Figure 3.1: Deploying a single workflow to both large-scale cloud environments as well as individual repositories containing controlled access data. Non-controlled secondary output from these workflows can then be consolidated into large public data repositories that any researcher can access. This method of shipping a portable and reproducible workflow directly to the data is an effective way to target large genomic cloud repositories as well as individual data centers. Costs surrounding data transfer and storage are circumvented as well as any requirements to obtain access to the underlying data the workflow is running on, assuming the output of the workflow does not require controlled access.
4
A Bayesian Framework for Detecting Gene
Expression Outliers in Individual Samples
“My greatest concern was what to call it. I thought of calling it ‘infor- mation,’ but the word was overly used, so I decided to call it ‘uncertainty.’ When I discussed it with John von Neumann, he had a better idea. Von Neumann told me, ‘You should call it entropy, for two reasons. In the first place your uncertainty func- tion has been used in statistical mechanics under that name, so it already has a name. In the second place, and more important, no one really knows what entropy really is, so in a debate you will always have the advantage.’”
– Claude Shannon, Scientific American (1971)

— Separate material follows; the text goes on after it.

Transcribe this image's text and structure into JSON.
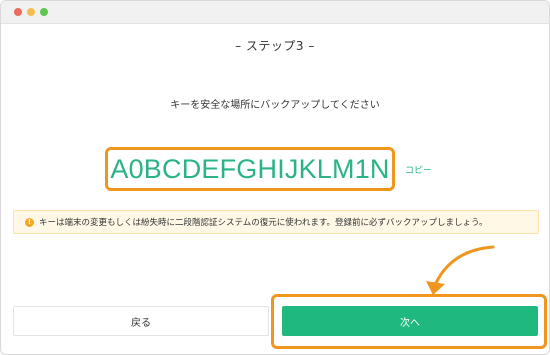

In this chapter, I describe my work on a robust statistical framework for detecting gene expression outliers by appropriately choosing subsets of a large background comparison cohort. This unsupervised process weights background datasets and then produces a posterior
distribution for each gene of interest that can be used to calculate posterior predictive p-values. Our method has several advantages over existing methods in the same space: continuous p- values over binary output, automatic selection of the appropriate background dataset(s), as well as being robust to false positives, imperfect or sparse comparison sets, and samples of unknown origin or mixed lineage. This manuscript was submitted as a preprint in June 2019 under the title “A Bayesian Framework for Detecting Gene Expression Outliers in Individual Samples,” with the following co-authors: Jordan Eizenga, Holly C. Beale, Olena Morozova Vaske, and Benedict Paten.